Refugee Youth get Computer Lab

Finn Church Aid (FCA) is expanding its’ operations in Za’atri Refugee Camp in Northern Jordan and launching a new computer lab and a multipurpose hangar where drama and sports clubs can meet.

In addition to that FCA is about to implement a mobile phone repair course, to enable youth to develop a useful skill which on return to Syria may be utilised to access employment and earn some money.

The new computer lab is expected to increase the number of young women and men Finn Church Aid reaches daily to over 300 participants. These young people desperately need activities and opportunities for work.

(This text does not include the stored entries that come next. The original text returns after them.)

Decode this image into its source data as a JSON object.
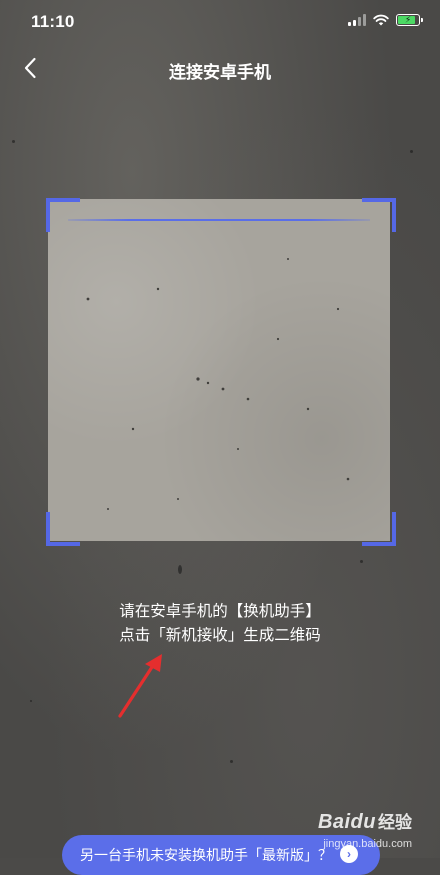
{
  "status_bar": {
    "time": "11:10",
    "icons": [
      "signal-icon",
      "wifi-icon",
      "battery-charging-icon"
    ],
    "battery_color": "#4cd964"
  },
  "nav": {
    "back_icon": "chevron-left-icon",
    "title": "连接安卓手机"
  },
  "scanner": {
    "accent_color": "#5568e6"
  },
  "instructions": {
    "line1": "请在安卓手机的【换机助手】",
    "line2": "点击「新机接收」生成二维码"
  },
  "annotation": {
    "arrow_color": "#e52e2e"
  },
  "bottom_banner": {
    "text": "另一台手机未安装换机助手「最新版」？",
    "icon": "chevron-right-icon",
    "color": "#5b6ee9"
  },
  "watermark": {
    "logo": "Baidu",
    "cn": "经验",
    "url": "jingyan.baidu.com"
  }
}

In Za’atri and King Abdullah Park, Finn Church Aid targets youth aged between 15 and 24, predominantly as many other organisations focus on younger children. Finn Church Aid implements a range of activities, focusing on non-formal education, skills development and physical activities such as literacy, English, first aid, drama club, circus, barber courses and football.

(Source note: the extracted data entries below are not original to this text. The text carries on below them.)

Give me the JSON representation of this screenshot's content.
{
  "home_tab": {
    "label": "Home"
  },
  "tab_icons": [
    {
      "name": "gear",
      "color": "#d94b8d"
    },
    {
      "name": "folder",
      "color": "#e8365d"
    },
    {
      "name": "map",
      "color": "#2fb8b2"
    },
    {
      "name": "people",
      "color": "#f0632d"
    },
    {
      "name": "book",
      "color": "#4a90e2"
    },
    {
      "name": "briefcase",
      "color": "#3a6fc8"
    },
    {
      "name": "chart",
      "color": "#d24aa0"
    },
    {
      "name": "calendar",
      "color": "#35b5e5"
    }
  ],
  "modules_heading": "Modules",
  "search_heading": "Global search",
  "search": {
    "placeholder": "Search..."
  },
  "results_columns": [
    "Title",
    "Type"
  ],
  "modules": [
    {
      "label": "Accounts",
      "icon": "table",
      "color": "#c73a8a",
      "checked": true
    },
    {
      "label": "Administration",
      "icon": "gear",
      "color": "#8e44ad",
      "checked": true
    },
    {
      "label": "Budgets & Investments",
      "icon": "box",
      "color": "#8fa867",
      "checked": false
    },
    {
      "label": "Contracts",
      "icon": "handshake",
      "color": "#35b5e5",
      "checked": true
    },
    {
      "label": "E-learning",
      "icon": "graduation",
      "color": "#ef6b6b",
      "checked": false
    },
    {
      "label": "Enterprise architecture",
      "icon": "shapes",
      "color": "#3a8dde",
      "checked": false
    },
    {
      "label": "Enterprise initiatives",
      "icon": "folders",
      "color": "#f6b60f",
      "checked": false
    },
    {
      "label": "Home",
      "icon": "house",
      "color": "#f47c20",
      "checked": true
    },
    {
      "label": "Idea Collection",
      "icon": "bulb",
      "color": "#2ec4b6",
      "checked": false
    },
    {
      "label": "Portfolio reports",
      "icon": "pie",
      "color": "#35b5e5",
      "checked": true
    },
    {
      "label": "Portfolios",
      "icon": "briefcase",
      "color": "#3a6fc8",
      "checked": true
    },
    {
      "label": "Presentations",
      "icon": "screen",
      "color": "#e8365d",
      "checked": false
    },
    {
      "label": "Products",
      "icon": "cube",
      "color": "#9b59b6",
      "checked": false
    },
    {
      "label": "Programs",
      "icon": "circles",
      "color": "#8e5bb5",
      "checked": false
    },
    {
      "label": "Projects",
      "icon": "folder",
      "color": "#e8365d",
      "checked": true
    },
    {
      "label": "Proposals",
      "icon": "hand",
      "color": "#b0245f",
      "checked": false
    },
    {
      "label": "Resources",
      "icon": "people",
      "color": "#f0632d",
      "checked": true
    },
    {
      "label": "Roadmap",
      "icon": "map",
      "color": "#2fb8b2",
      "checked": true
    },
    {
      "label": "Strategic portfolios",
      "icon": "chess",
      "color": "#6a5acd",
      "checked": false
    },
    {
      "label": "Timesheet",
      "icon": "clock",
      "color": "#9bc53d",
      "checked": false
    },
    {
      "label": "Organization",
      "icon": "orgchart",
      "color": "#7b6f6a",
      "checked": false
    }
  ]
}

”We work on any given day with approximately 163 people,” Finn Church Aid’s Humanitarian Emergency Coordinator Kate Bean says. ”We anticipate (the number) will almost double as our needs assessments indicate that computer information and communication will be very popular.”

The Syrian civil war that has now lasted for two and a half years, and during this time more than two million Syrians have fled to neighbouring countries including Jordan, Lebanon, Iraq, Egypt and Turkey.

Jordan’s biggest refugee camp, Za’atri, is home to around 100,000 people. The numbers have decreased from earlier figures of approximately 120,000, as refugees have returned to Syria or have found work or a new home outside the camp.

Ending the war in the near future seems unlikely. The Syrian opposition is threatening to boycott peace talks, if there is no agreed schedule for president Bashar Al-Assad to step down.

The conditions at refugee camps remain harsh and at Za’atri there remain approximately 3 500 families who will have to spend the coming winter in tents if the caravans do not arrive in time. Although the conditions have improved from a year ago, the mood at the camp has become increasingly tense as the community realizes they will not be returning to Syria in the forseeable future.

“There has been a slow realisation for the refugees that this (camp) is going to be their home for much longer than anticipated.”